The recent floods in Pakistan are estimated to have caused damage equivalent to about 4.8% of GDP.


Washington: With the World Bank warning that the global economy is “perilously close to falling into recession”, the development lender forecast Pakistan’s growth at 2.0 percent in fiscal year 2022/23 (July-June), in its annual Global Economic Prospects report Tuesday.
The bank said the figure for Pakistan growth was “half the pace that was anticipated last June, and faces challenging economic conditions, including the repercussions of the recent flooding and continued policy and political uncertainty.”
Overall growth in South Asia is projected to slow to 5.5% in 2023 before picking up to 5.8% in 2024. “This pace reflects still robust growth in India, Maldives, and Nepal, offsetting the effects of the floods in Pakistan and the economic and political crises in Afghanistan and Sri Lanka,” the report said.
Growth in India is projected to slow to 6.9 percent in FY2022/23, a 0.6 percentage point downward revision since June, as the global economy and rising uncertainty will weigh on export and investment growth, it said, adding that the South Asian County was expected to be the world’s fastest growing major economy.
In Bangladesh, growth is expected to slow to 5.2 percent in FY2022/23 (July-June) due to rising inflation and its negative impact on household incomes and firms’ input costs, as well as energy shortages, import restrictions, and monetary policy tightening.
Food insecurity is rising in the (South Asian) region which consumes about one-fifth of its calories from wheat products, houses more than one-third of the global poor, and where food accounts for a greater share of its consumption basket compared to other emerging and developing economies, according to the report.

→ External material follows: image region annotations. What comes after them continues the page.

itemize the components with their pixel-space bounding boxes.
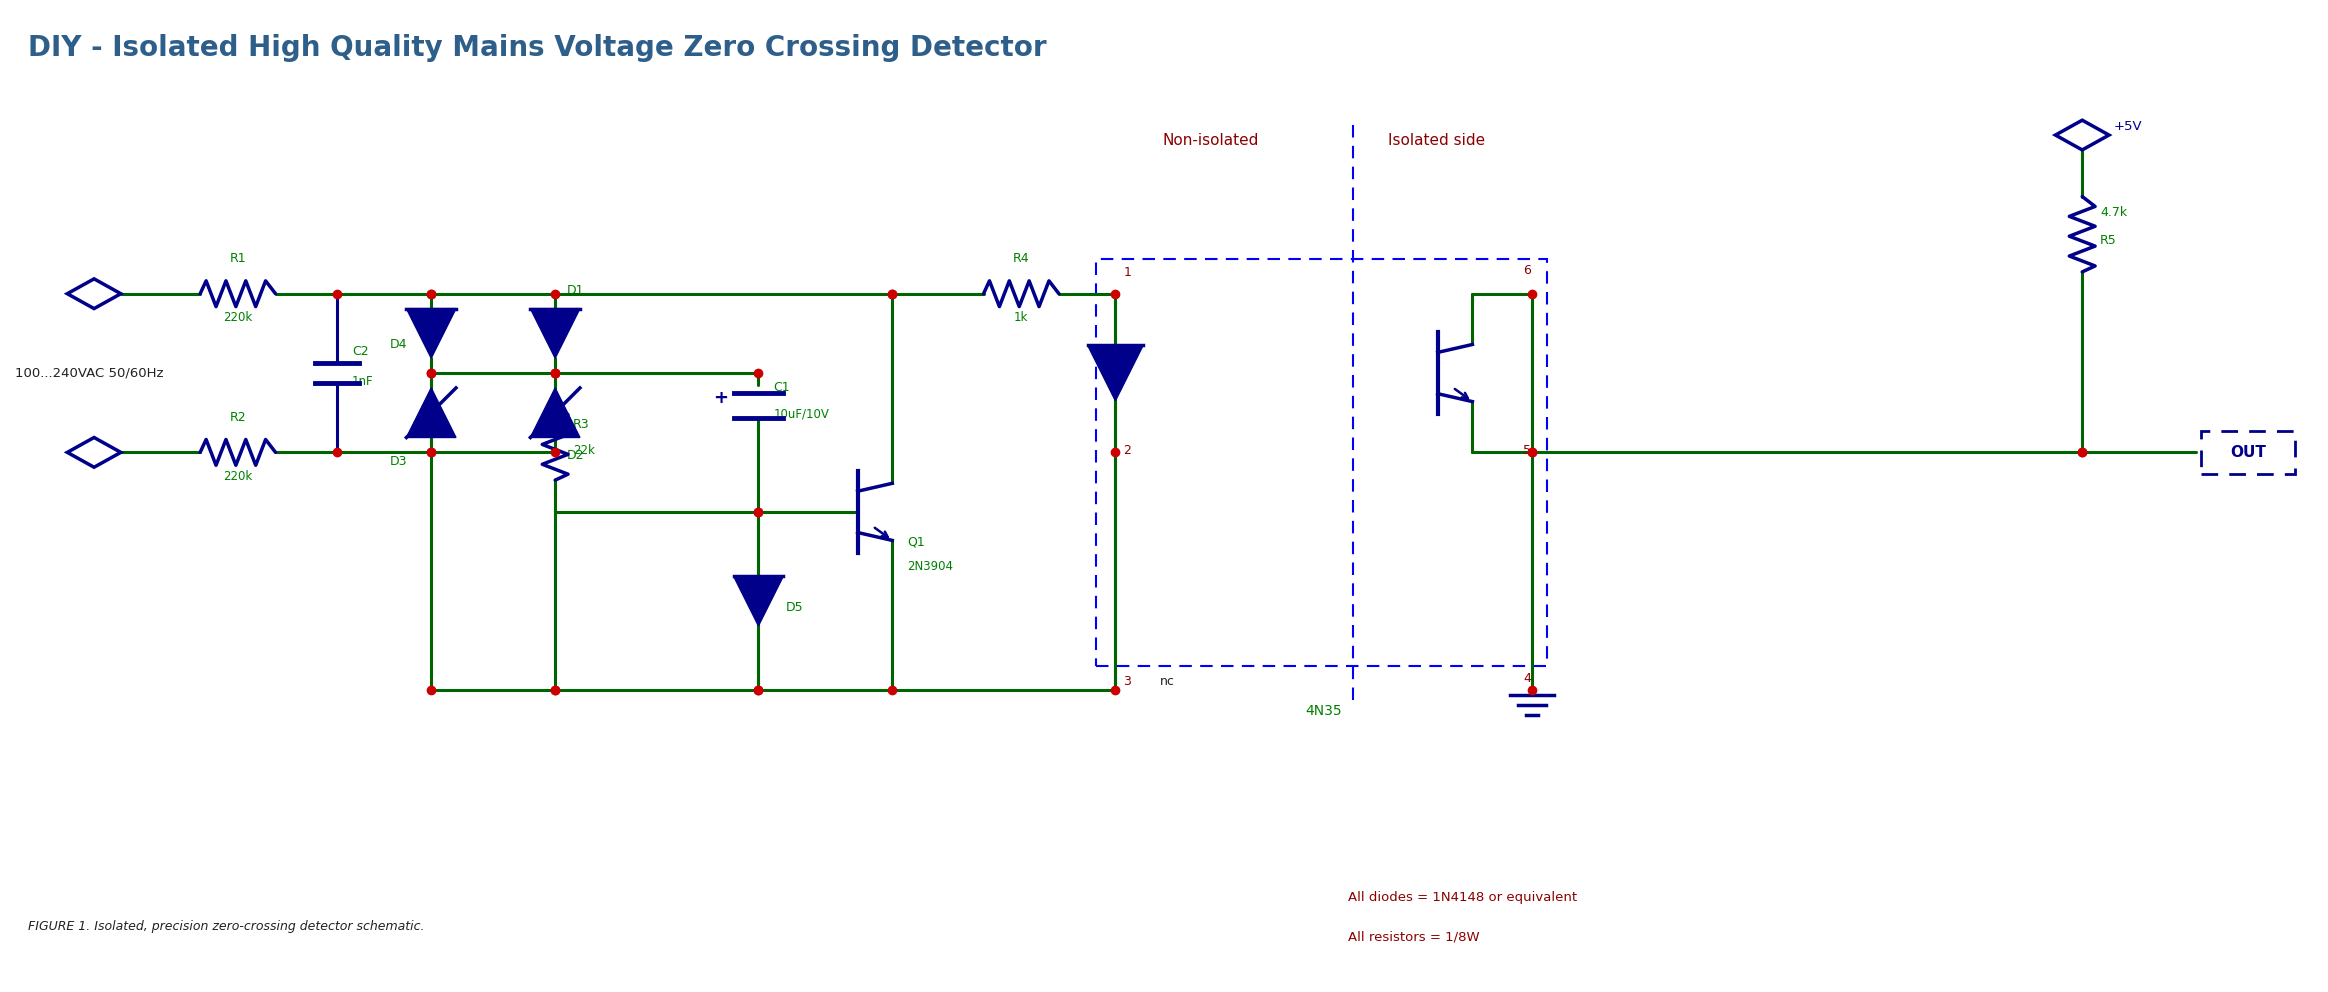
Text: OUT: OUT xyxy=(2230,444,2265,460)
Text: FIGURE 1. Isolated, precision zero-crossing detector schematic.: FIGURE 1. Isolated, precision zero-cross… xyxy=(28,921,424,933)
Polygon shape xyxy=(407,388,456,437)
Text: R3: R3 xyxy=(573,418,589,431)
Text: 10uF/10V: 10uF/10V xyxy=(773,408,829,421)
Text: +: + xyxy=(712,389,729,407)
Text: 220k: 220k xyxy=(223,470,251,483)
Text: 6: 6 xyxy=(1523,264,1532,277)
Polygon shape xyxy=(407,309,456,358)
Text: D3: D3 xyxy=(389,455,407,468)
Text: +5V: +5V xyxy=(2114,120,2142,133)
Text: Non-isolated: Non-isolated xyxy=(1162,133,1259,148)
Text: D4: D4 xyxy=(389,338,407,351)
Text: 22k: 22k xyxy=(573,444,596,457)
Text: 5: 5 xyxy=(1523,444,1532,457)
Text: 100...240VAC 50/60Hz: 100...240VAC 50/60Hz xyxy=(14,366,163,380)
Text: nc: nc xyxy=(1159,676,1176,688)
Text: DIY - Isolated High Quality Mains Voltage Zero Crossing Detector: DIY - Isolated High Quality Mains Voltag… xyxy=(28,34,1045,62)
Text: R5: R5 xyxy=(2100,234,2116,247)
Text: D1: D1 xyxy=(568,284,584,297)
FancyBboxPatch shape xyxy=(2202,431,2295,474)
Text: R1: R1 xyxy=(230,252,247,265)
Polygon shape xyxy=(1087,345,1143,401)
Text: Q1: Q1 xyxy=(908,536,924,549)
Text: 2: 2 xyxy=(1124,444,1131,457)
Text: 1k: 1k xyxy=(1015,311,1029,324)
Text: All diodes = 1N4148 or equivalent: All diodes = 1N4148 or equivalent xyxy=(1348,891,1578,904)
Text: R2: R2 xyxy=(230,411,247,424)
Text: 4N35: 4N35 xyxy=(1306,704,1341,718)
Text: 220k: 220k xyxy=(223,311,251,324)
Text: 1: 1 xyxy=(1124,266,1131,279)
Text: Isolated side: Isolated side xyxy=(1387,133,1485,148)
Text: 4.7k: 4.7k xyxy=(2100,206,2128,219)
Text: 4: 4 xyxy=(1523,673,1532,685)
Polygon shape xyxy=(531,309,580,358)
Text: All resistors = 1/8W: All resistors = 1/8W xyxy=(1348,930,1481,943)
Text: C2: C2 xyxy=(352,345,368,358)
Text: 3: 3 xyxy=(1124,676,1131,688)
Polygon shape xyxy=(733,576,782,626)
Text: R4: R4 xyxy=(1013,252,1029,265)
Text: D2: D2 xyxy=(568,449,584,462)
Polygon shape xyxy=(531,388,580,437)
Text: D5: D5 xyxy=(787,601,803,614)
Text: 2N3904: 2N3904 xyxy=(908,560,952,573)
Text: 1nF: 1nF xyxy=(352,375,372,388)
Text: C1: C1 xyxy=(773,381,789,394)
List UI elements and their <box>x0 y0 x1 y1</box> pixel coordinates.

“Although global food price inflation appears to have subsided, risks of increased deprivation and inadequate nutrition remain elevated,” it said.
“Climate change is a significant threat in the region. The recent floods in Pakistan are estimated to have caused damage equivalent to about 4.8 percent of GDP. Extreme weather events can exacerbate food deprivation, cut the region off from essential supplies, destroy infrastructure, and directly impede agricultural production.”
At the global level, forecasts for growth in 2023 were cut nearly in half, dropping from 3% to 1.7%—the third-weakest pace of growth ever projected by the World Bank, behind paces recorded during the 2009 and 2020 recessions.
The bank said major slowdowns in advanced economies, including sharp cuts to its forecast to 0.5% for both the United States and the euro zone, could foreshadow a new global recession less than three years after the last one.
“Given fragile economic conditions, any new adverse development — such as higher-than-expected inflation, abrupt rises in interest rates to contain it, a resurgence of the COVID-19 pandemic or escalating geopolitical tensions — could push the global economy into recession,” the bank said in a statement accompanying the report.
The bleak outlook will be especially hard on emerging market and developing economies, the World Bank said, as they struggle with heavy debt burdens, weak currencies and income growth, and slowing business investment that is now forecast at a 3.5% annual growth rate over the next two years — less than half the pace of the past two decades.
“Weakness in growth and business investment will compound the already devastating reversals in education, health, poverty and infrastructure and the increasing demands from climate change,” World Bank President David Malpass said in a statement.